De todos os segmentos de uma escola de samba, a bateria, é aquele que mais ensaia, porque tudo tem de sair sincronizado, de preferência perfeito, ou o risco de perder décimos preciosos é grande. Estamos falando de cinco, seis meses de treino. Mas aí você pergunta? Como assim, se a gente só conhece o samba em dezembro?!

É verdade, se você não frequenta a escola, só conhecerá o samba em dezembro, quando o CD oficial é lançado. Mas desde julho, agosto, quando começam os concursos para escolha do samba-enredo, a bateria já está em contato com os potenciais candidatos. Nas eliminatórias nas quadras, a bateria toca para todos, ao contrário do intérprete oficial, que só vai cantar o escolhido. Aliás, a integração do samba com a bateria é um aspecto importante a se considerar durante o concurso.

Uma vez escolhido o samba, em outubro, o mestre de Bateria afina essa integração, criando um desenho rítmico específico para aquela música e também as bossas, conhecidas como paradinhas, o momento em que os ritmistas fazem “acrobacias” sonoras para empolgar os componentes e o público.

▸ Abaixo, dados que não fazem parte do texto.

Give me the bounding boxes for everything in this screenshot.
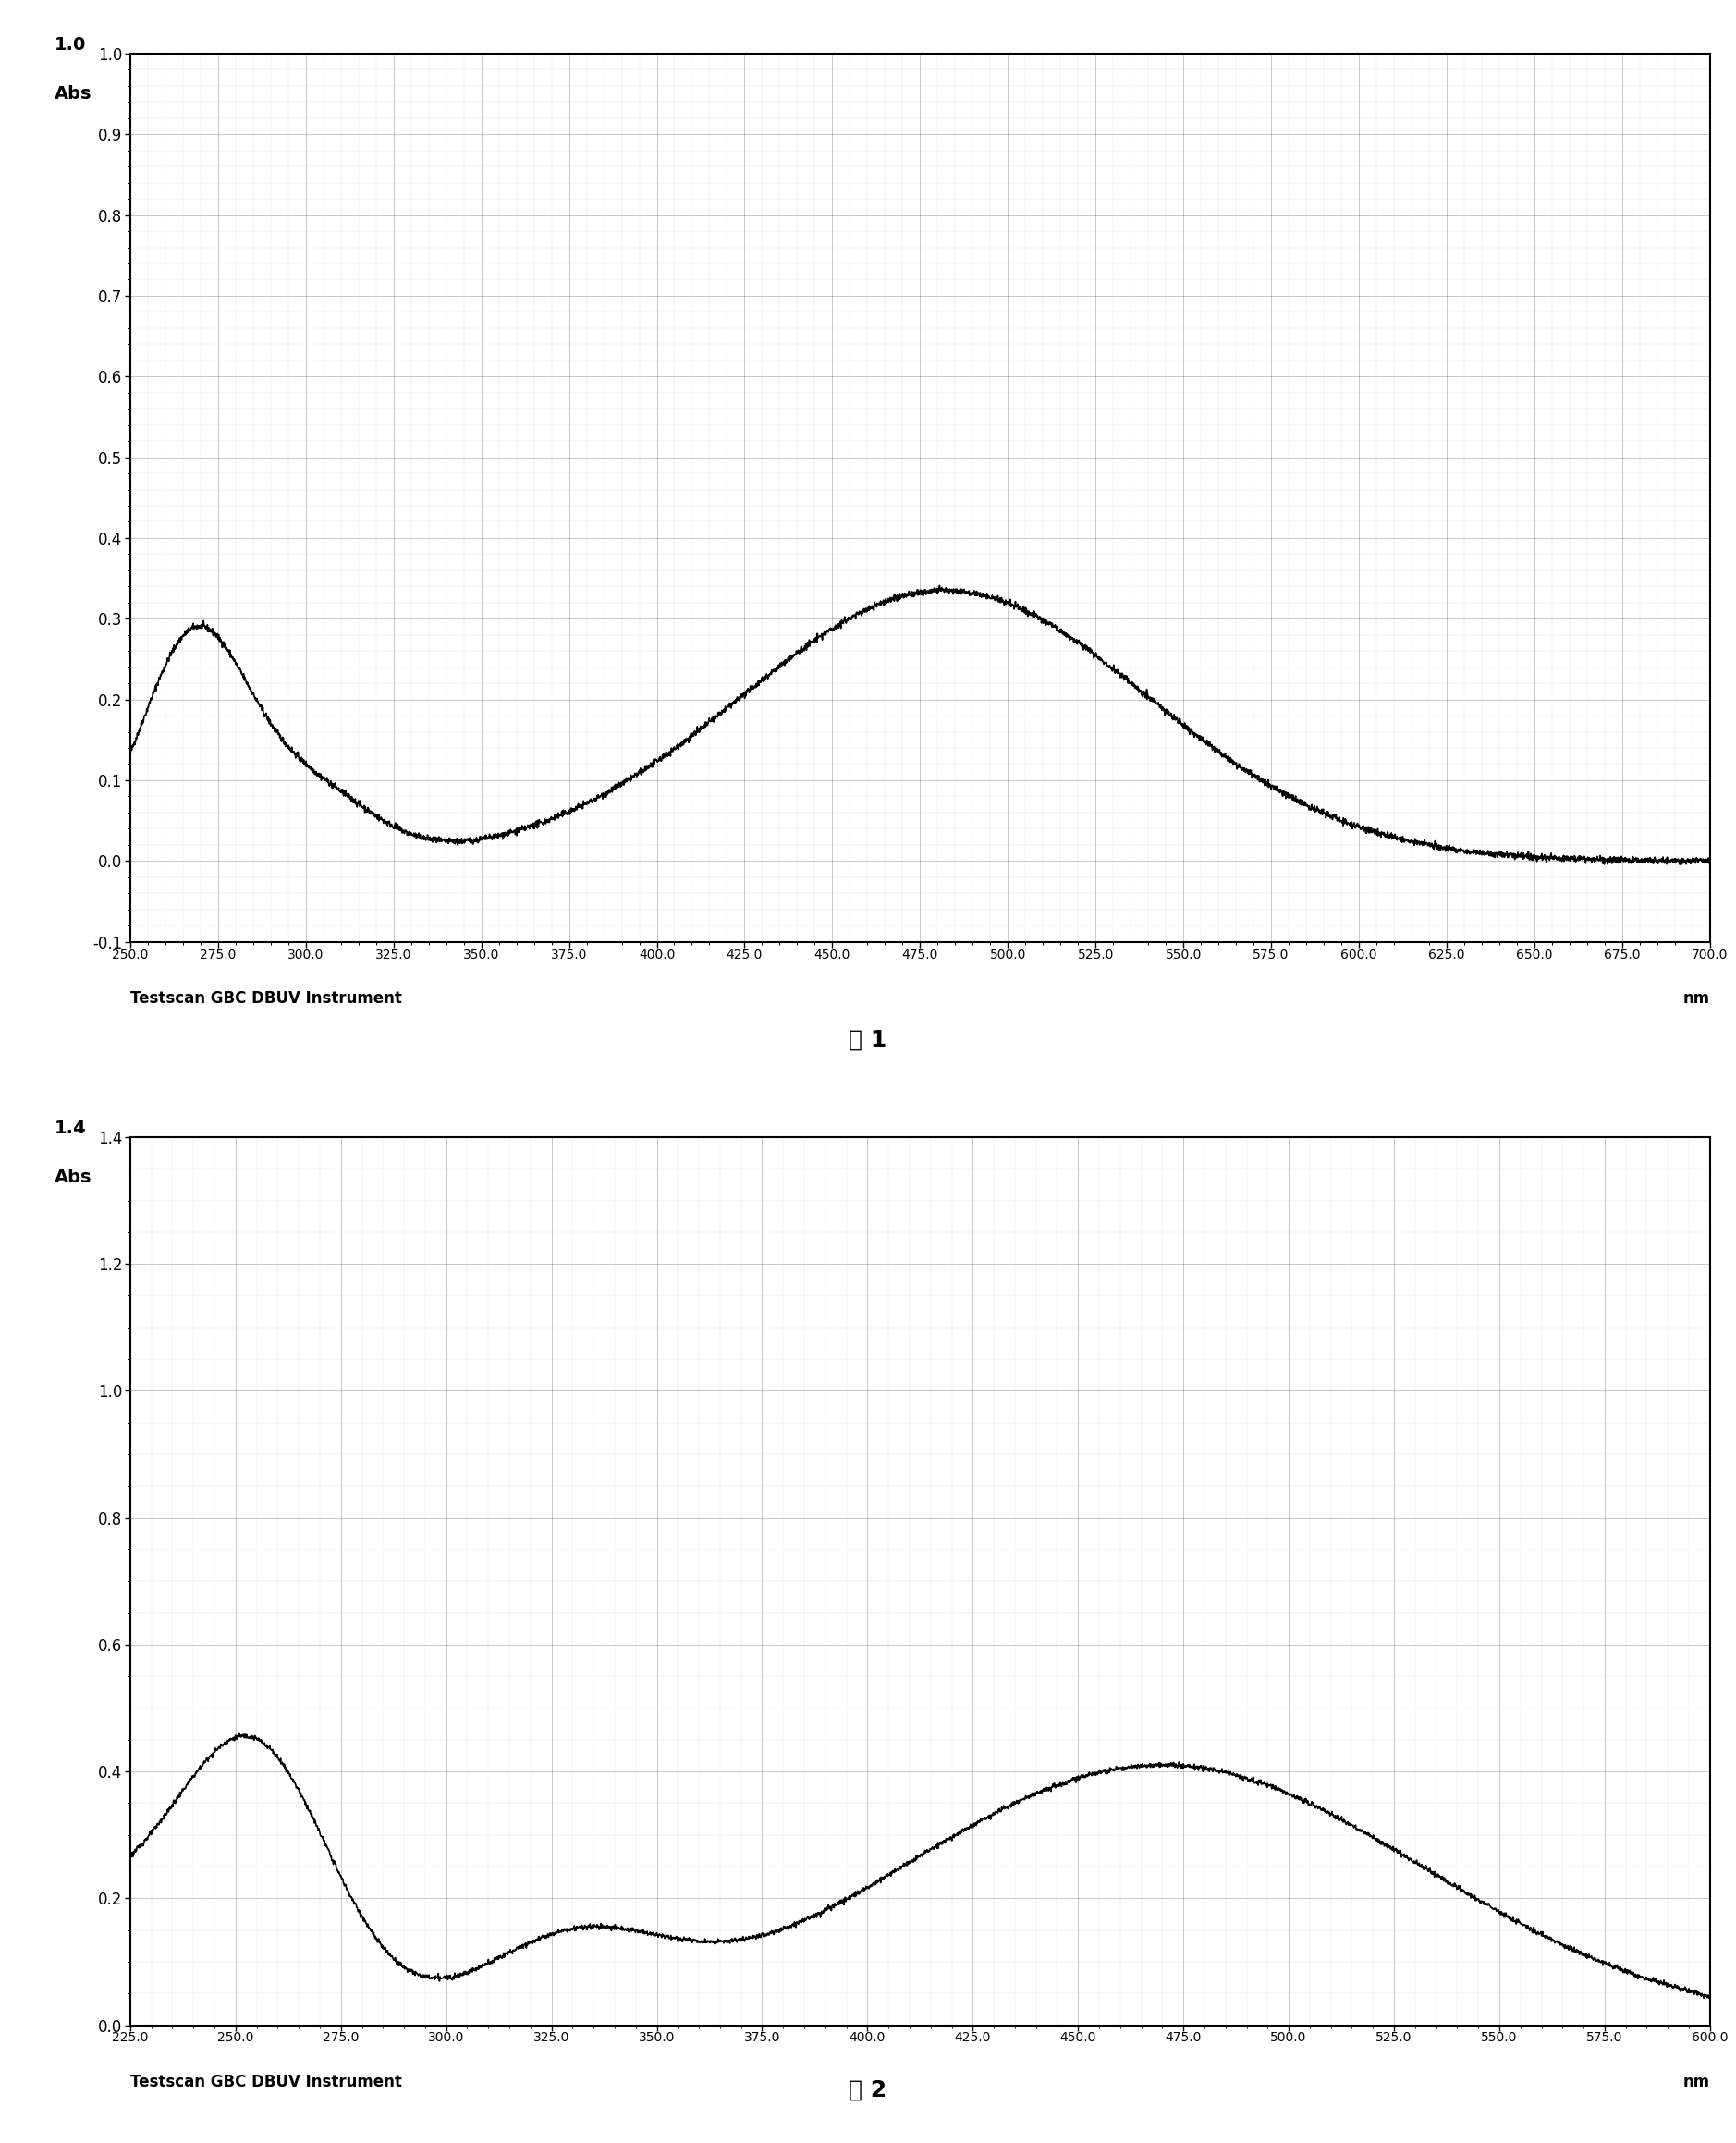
Text: nm: nm: [1682, 990, 1710, 1007]
Text: 图 1: 图 1: [849, 1029, 887, 1050]
Text: Abs: Abs: [54, 1168, 92, 1185]
Text: 1.0: 1.0: [54, 36, 87, 54]
Text: Testscan GBC DBUV Instrument: Testscan GBC DBUV Instrument: [130, 990, 401, 1007]
Text: nm: nm: [1682, 2074, 1710, 2092]
Text: 图 2: 图 2: [849, 2079, 887, 2100]
Text: Abs: Abs: [54, 86, 92, 103]
Text: Testscan GBC DBUV Instrument: Testscan GBC DBUV Instrument: [130, 2074, 401, 2092]
Text: 1.4: 1.4: [54, 1119, 87, 1138]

A invenção da “paradinha” é atribuída a José Pereira da Silva, mais conhecido como Mestre André, que comandava a bateria da Mocidade Independente de Padre Miguel. Há algumas versões para o feito, todas datando seu surgimento no desfile do carnaval de 1959. Ele também popularizou o uso do apito como forma de comando aos ritmistas. A criatividade e conhecimento de seu mestre rendeu à Mocidade a fama de ter o melhor conjunto de batuqueiros do Rio.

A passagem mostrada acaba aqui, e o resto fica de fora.